Когда судья спросит его, есть ли у него судимости, следует ли упоминать тот день в камере, заработанный за мелкое хулиганство, когда однажды студеной ночью, после закрытия «Формы», они всей компанией громко орали? Тогда он считал, что это неплохой материал для рассказов, тот день в тюрьме, один день жизни. Но сумерек и освобождения он ожидал в пригородной оранжерее, выкапывая ногтями молодую картошку. И не было никакого сюжета, ничего, кроме воспаления мышц и двух-трех бородатых анекдотов.

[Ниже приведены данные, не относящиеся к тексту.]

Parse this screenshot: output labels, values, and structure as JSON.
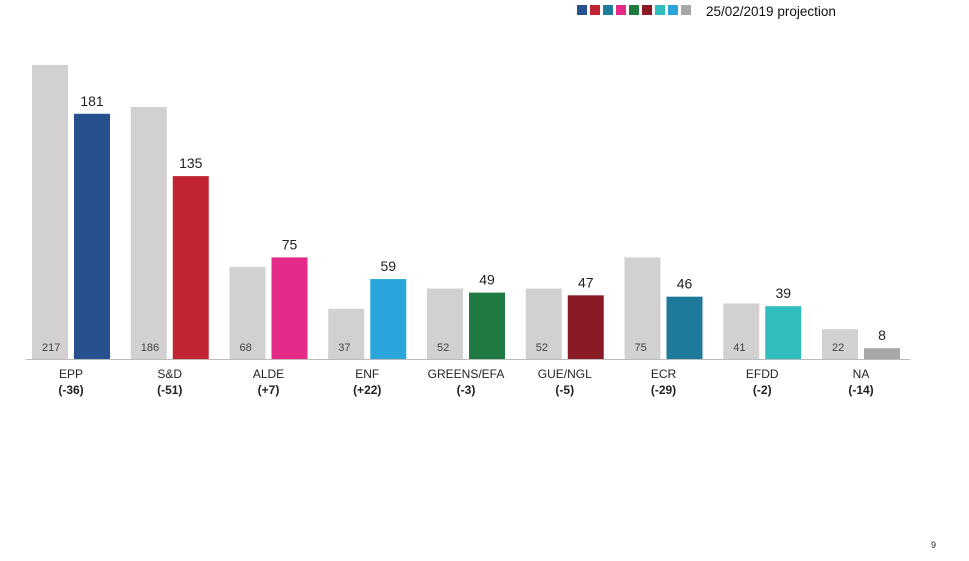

Камера смердит, камера отвратна. Он не верил, что это происходит именно с ним. Старался как можно скорее позабыть глупое юношеское приключение. Было бы куда лучше вместо отсидки заплатить штраф, но ему, как каждому книжному жуку-древоточцу, хотелось прочувствовать немного естественной жизни, той, что сравнима с небольшим контролируемым адом, которого ему хотелось обонять, погрузиться в него без опаски, по щиколотки. А получил только убогий суррогат, как это бывает сплошь и рядом.
Теперь на все он смотрел другими глазами. Когда станет уверять суд в своей невиновности, в том, что вопреки всему, речь идет о несчастном случае, судья вытащит на белый свет его досье, в котором черным по белому сказано, что он — давний нарушитель общественного порядка, клиент полиции, рецидивист.
Конечно, ему жаль старика, если бы он мог вернуть его к жизни, то оставил бы его жить, сколько тому отпущено, тем более что это Златица заварила кашу. К тому же, старик давно уже свое отжил, любое несчастье несправедливо, но разве может быть так высока цена нелепой ошибки молодого человека?
Трудно сказать, сколько вот так просидел Сашенька, пока растерянно не заметил, что трясется всем телом. Он уверен, что сегодня ночью должен был схватиться с разбойником, наорать на него (а может, даже схватить за шею), и не только потому, что это стало бы смягчающим обстоятельством, а из-за того, что пущенная стрела рано или поздно тебя настигнет, если верить элейцам. Или ему следовало задержаться у почтовой работницы. Тогда бы он разошелся с грабителем и позже составил бы сам для себя отчетливую и ясную картину происшествия.